Growth and Expansion

The establishment of the Lowell National Historical Park (LNHP) in 1978, along with the simultaneous creation of the LHNP's sister federal agency the Lowell Historic Preservation Commission (LHPC),  solidified and expanded the city's preservation efforts.  The LHPC was created to assist in the park's development, stimulate preservation of Lowell's downtown buildings, and develop cultural programs.  
Strengthening and expanding historic preservation review and regulations was a key requirement that Congress placed on Lowell when creating the LNHP in order to ensure that community actions and development activity would be consistent with the establishment of the National Park, the federal investment in Lowell, and preservation goals.  The Lowell Historic Board (LHB) and the Downtown Lowell Historic District (DLHD) were created by Special Act of the Massachusetts Legislature in 1983, satisfying the federal requirement placed upon Lowell. As part of this action, the original historic district commission was abolished and the two 1970s design districts consolidated and expanded as part of the DLHD.

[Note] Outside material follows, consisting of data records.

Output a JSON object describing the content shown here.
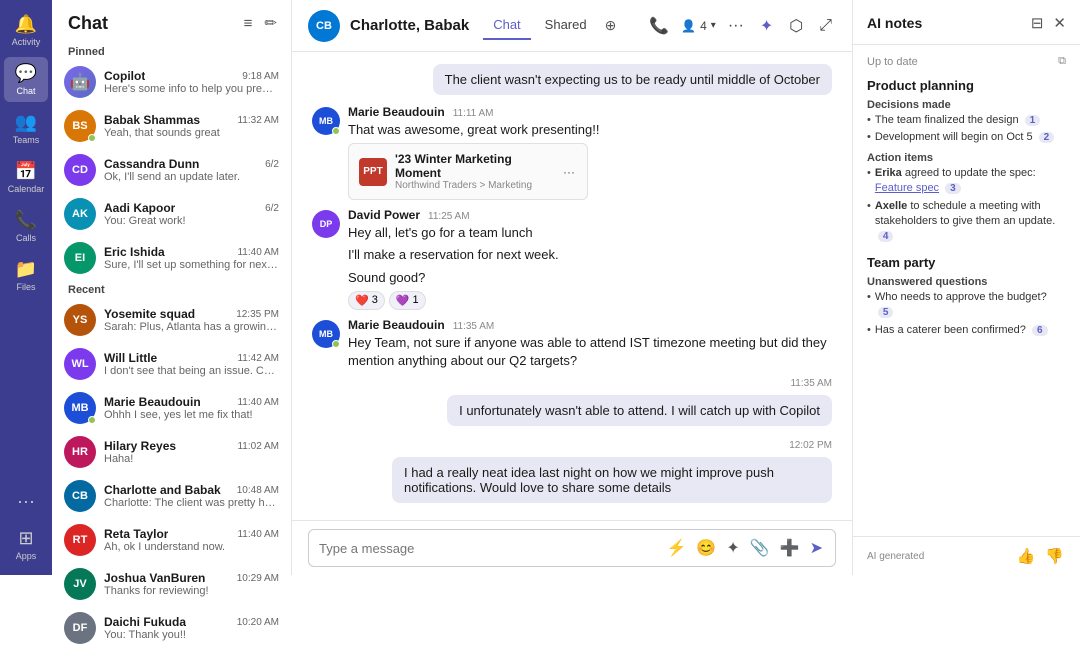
{
  "nav": {
    "items": [
      {
        "id": "activity",
        "label": "Activity",
        "icon": "🔔",
        "active": false
      },
      {
        "id": "chat",
        "label": "Chat",
        "icon": "💬",
        "active": true
      },
      {
        "id": "teams",
        "label": "Teams",
        "icon": "👥",
        "active": false
      },
      {
        "id": "calendar",
        "label": "Calendar",
        "icon": "📅",
        "active": false
      },
      {
        "id": "calls",
        "label": "Calls",
        "icon": "📞",
        "active": false
      },
      {
        "id": "files",
        "label": "Files",
        "icon": "📁",
        "active": false
      },
      {
        "id": "more",
        "label": "···",
        "icon": "···",
        "active": false
      },
      {
        "id": "apps",
        "label": "Apps",
        "icon": "⊞",
        "active": false
      }
    ]
  },
  "chatList": {
    "title": "Chat",
    "pinnedLabel": "Pinned",
    "recentLabel": "Recent",
    "pinned": [
      {
        "id": "copilot",
        "name": "Copilot",
        "time": "9:18 AM",
        "preview": "Here's some info to help you prep for your...",
        "avatarText": "🤖",
        "avatarColor": "#5c6bc0",
        "status": "green"
      },
      {
        "id": "babak",
        "name": "Babak Shammas",
        "time": "11:32 AM",
        "preview": "Yeah, that sounds great",
        "avatarText": "BS",
        "avatarColor": "#d97706",
        "status": "green"
      },
      {
        "id": "cassandra",
        "name": "Cassandra Dunn",
        "time": "6/2",
        "preview": "Ok, I'll send an update later.",
        "avatarText": "CD",
        "avatarColor": "#7c3aed",
        "status": null
      },
      {
        "id": "aadi",
        "name": "Aadi Kapoor",
        "time": "6/2",
        "preview": "You: Great work!",
        "avatarText": "AK",
        "avatarColor": "#0891b2",
        "status": null
      },
      {
        "id": "eric",
        "name": "Eric Ishida",
        "time": "11:40 AM",
        "preview": "Sure, I'll set up something for next week t...",
        "avatarText": "EI",
        "avatarColor": "#059669",
        "status": null
      }
    ],
    "recent": [
      {
        "id": "yosemite",
        "name": "Yosemite squad",
        "time": "12:35 PM",
        "preview": "Sarah: Plus, Atlanta has a growing tech ...",
        "avatarText": "YS",
        "avatarColor": "#b45309",
        "status": null
      },
      {
        "id": "will",
        "name": "Will Little",
        "time": "11:42 AM",
        "preview": "I don't see that being an issue. Can you ta...",
        "avatarText": "WL",
        "avatarColor": "#7c3aed",
        "status": null
      },
      {
        "id": "marie",
        "name": "Marie Beaudouin",
        "time": "11:40 AM",
        "preview": "Ohhh I see, yes let me fix that!",
        "avatarText": "MB",
        "avatarColor": "#1d4ed8",
        "status": "green"
      },
      {
        "id": "hilary",
        "name": "Hilary Reyes",
        "time": "11:02 AM",
        "preview": "Haha!",
        "avatarText": "HR",
        "avatarColor": "#be185d",
        "status": null
      },
      {
        "id": "charlotte",
        "name": "Charlotte and Babak",
        "time": "10:48 AM",
        "preview": "Charlotte: The client was pretty happy with...",
        "avatarText": "CB",
        "avatarColor": "#0369a1",
        "status": null
      },
      {
        "id": "reta",
        "name": "Reta Taylor",
        "time": "11:40 AM",
        "preview": "Ah, ok I understand now.",
        "avatarText": "RT",
        "avatarColor": "#dc2626",
        "status": null
      },
      {
        "id": "joshua",
        "name": "Joshua VanBuren",
        "time": "10:29 AM",
        "preview": "Thanks for reviewing!",
        "avatarText": "JV",
        "avatarColor": "#047857",
        "status": null
      },
      {
        "id": "daichi",
        "name": "Daichi Fukuda",
        "time": "10:20 AM",
        "preview": "You: Thank you!!",
        "avatarText": "DF",
        "avatarColor": "#6b7280",
        "status": null
      }
    ]
  },
  "chatMain": {
    "headerName": "Charlotte, Babak",
    "headerAvatarText": "CB",
    "tabChat": "Chat",
    "tabShared": "Shared",
    "participantsCount": "4",
    "messages": [
      {
        "id": "m0",
        "type": "self-bubble",
        "text": "The client wasn't expecting us to be ready until middle of October"
      },
      {
        "id": "m1",
        "type": "incoming",
        "sender": "Marie Beaudouin",
        "time": "11:11 AM",
        "avatarText": "MB",
        "avatarColor": "#1d4ed8",
        "statusDot": true,
        "text": "That was awesome, great work presenting!!",
        "hasAttachment": true,
        "attachmentName": "'23 Winter Marketing Moment",
        "attachmentPath": "Northwind Traders > Marketing"
      },
      {
        "id": "m2",
        "type": "incoming",
        "sender": "David Power",
        "time": "11:25 AM",
        "avatarText": "DP",
        "avatarColor": "#7c3aed",
        "statusDot": false,
        "lines": [
          "Hey all, let's go for a team lunch",
          "I'll make a reservation for next week.",
          "Sound good?"
        ],
        "reactions": [
          {
            "emoji": "❤️",
            "count": "3"
          },
          {
            "emoji": "💜",
            "count": "1"
          }
        ]
      },
      {
        "id": "m3",
        "type": "incoming",
        "sender": "Marie Beaudouin",
        "time": "11:35 AM",
        "avatarText": "MB",
        "avatarColor": "#1d4ed8",
        "statusDot": true,
        "text": "Hey Team, not sure if anyone was able to attend IST timezone meeting but did they mention anything about our Q2 targets?"
      },
      {
        "id": "m4",
        "type": "self-bubble",
        "timeAbove": "11:35 AM",
        "text": "I unfortunately wasn't able to attend. I will catch up with Copilot"
      },
      {
        "id": "m5",
        "type": "self-bubble",
        "timeAbove": "12:02 PM",
        "text": "I had a really neat idea last night on how we might improve push notifications. Would love to share some details"
      }
    ],
    "inputPlaceholder": "Type a message"
  },
  "aiNotes": {
    "title": "AI notes",
    "dateLabel": "Up to date",
    "sections": [
      {
        "title": "Product planning",
        "subsections": [
          {
            "label": "Decisions made",
            "items": [
              {
                "text": "The team finalized the design",
                "badge": "1"
              },
              {
                "text": "Development will begin on Oct 5",
                "badge": "2"
              }
            ]
          },
          {
            "label": "Action items",
            "items": [
              {
                "boldPart": "Erika",
                "text": " agreed to update the spec:",
                "link": "Feature spec",
                "badge": "3"
              },
              {
                "boldPart": "Axelle",
                "text": " to schedule a meeting with stakeholders to give them an update.",
                "badge": "4"
              }
            ]
          }
        ]
      },
      {
        "title": "Team party",
        "subsections": [
          {
            "label": "Unanswered questions",
            "items": [
              {
                "text": "Who needs to approve the budget?",
                "badge": "5"
              },
              {
                "text": "Has a caterer been confirmed?",
                "badge": "6"
              }
            ]
          }
        ]
      }
    ],
    "footerLabel": "AI generated"
  }
}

Success and National Model

Today, preservation is the basis of much of Lowell's economic development, tourism, and marketing efforts.  The community's revitalization is a tribute to the highly-successful public/private partnerships that have been a central ingredient in every project undertaken. 

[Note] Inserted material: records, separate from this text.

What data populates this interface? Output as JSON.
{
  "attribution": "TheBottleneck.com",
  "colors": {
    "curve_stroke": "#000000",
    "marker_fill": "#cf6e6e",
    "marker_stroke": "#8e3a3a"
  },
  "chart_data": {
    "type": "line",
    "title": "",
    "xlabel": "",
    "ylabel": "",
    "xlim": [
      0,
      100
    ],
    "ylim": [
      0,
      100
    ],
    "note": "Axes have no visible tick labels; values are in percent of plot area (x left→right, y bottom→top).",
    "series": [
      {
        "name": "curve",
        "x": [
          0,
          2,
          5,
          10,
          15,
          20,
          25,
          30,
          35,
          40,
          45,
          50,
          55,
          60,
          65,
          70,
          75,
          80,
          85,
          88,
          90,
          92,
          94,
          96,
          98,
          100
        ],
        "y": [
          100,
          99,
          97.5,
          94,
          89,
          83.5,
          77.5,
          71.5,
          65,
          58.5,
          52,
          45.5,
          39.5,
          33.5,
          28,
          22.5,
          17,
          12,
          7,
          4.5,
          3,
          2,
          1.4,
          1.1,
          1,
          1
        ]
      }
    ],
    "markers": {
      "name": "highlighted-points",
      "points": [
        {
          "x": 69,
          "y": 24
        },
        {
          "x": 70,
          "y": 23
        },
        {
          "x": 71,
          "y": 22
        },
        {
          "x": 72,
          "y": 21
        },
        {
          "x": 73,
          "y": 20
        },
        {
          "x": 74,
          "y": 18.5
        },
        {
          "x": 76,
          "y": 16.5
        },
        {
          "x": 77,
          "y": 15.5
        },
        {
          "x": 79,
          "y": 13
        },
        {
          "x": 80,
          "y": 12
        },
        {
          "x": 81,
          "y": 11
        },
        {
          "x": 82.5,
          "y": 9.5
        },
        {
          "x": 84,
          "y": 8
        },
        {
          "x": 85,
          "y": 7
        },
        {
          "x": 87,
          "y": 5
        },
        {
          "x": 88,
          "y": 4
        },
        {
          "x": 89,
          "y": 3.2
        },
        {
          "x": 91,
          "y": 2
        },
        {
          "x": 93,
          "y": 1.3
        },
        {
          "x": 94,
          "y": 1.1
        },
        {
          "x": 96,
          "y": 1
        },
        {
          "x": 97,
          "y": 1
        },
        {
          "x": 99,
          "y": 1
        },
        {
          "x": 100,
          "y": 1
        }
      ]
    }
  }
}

Since the creation of the LHB in 1983, over 2,400 permits have been issued in the DLHD, indicating an extraordinary level of change.  Nearly $1 billion in development activity has taken place within the DLHD while nearly 98% of 5.2 million square feet of mill space has been rehabilitated.
A second design review district, the Acre Neighborhood District, was created in 1999 to assist in the implementation of the Acre Neighborhood Revitalization and Development Plan.  Eight additional neighborhood districts were created in 2005 in already-existing National Register districts, with one other in 2011, in order to review demolition and new construction, bringing to 11 the number of LHB review districts.

In addition, since the mid-1970s the number of districts listed on the National Register of Historic Places has grown to 14 and individually-listed properties to 26, spread throughout downtown and the neighborhoods.  The City has also  been instrumental in the preservation and rehabilitation of historic landscapes in these districts including Tyler Park and Rogers Fort Hill Park.
Extensive public programming, interpretive and educational programs, wayside exhibits, and public art add to the vibrancy of the city and reinforce Lowell's history and culture, helping weave together the significant areas, vistas, and structures along the LNHP Canalway path system, Riverwalk, and throughout the DLHD.  Cultural events such as the Lowell Folk Festival, Boarding House Park Summer Music Series, Doors Open Lowell, and Winterfest encourages the community to celebrate its rich heritage in the midst of Lowell's historic buildings and sites.

Lowell has succeeded in reclaiming the attributes that makes it a special place, using heritage as a very successful economic development strategy.  The city has set a standard and model for excellence that other communities have sought to follow.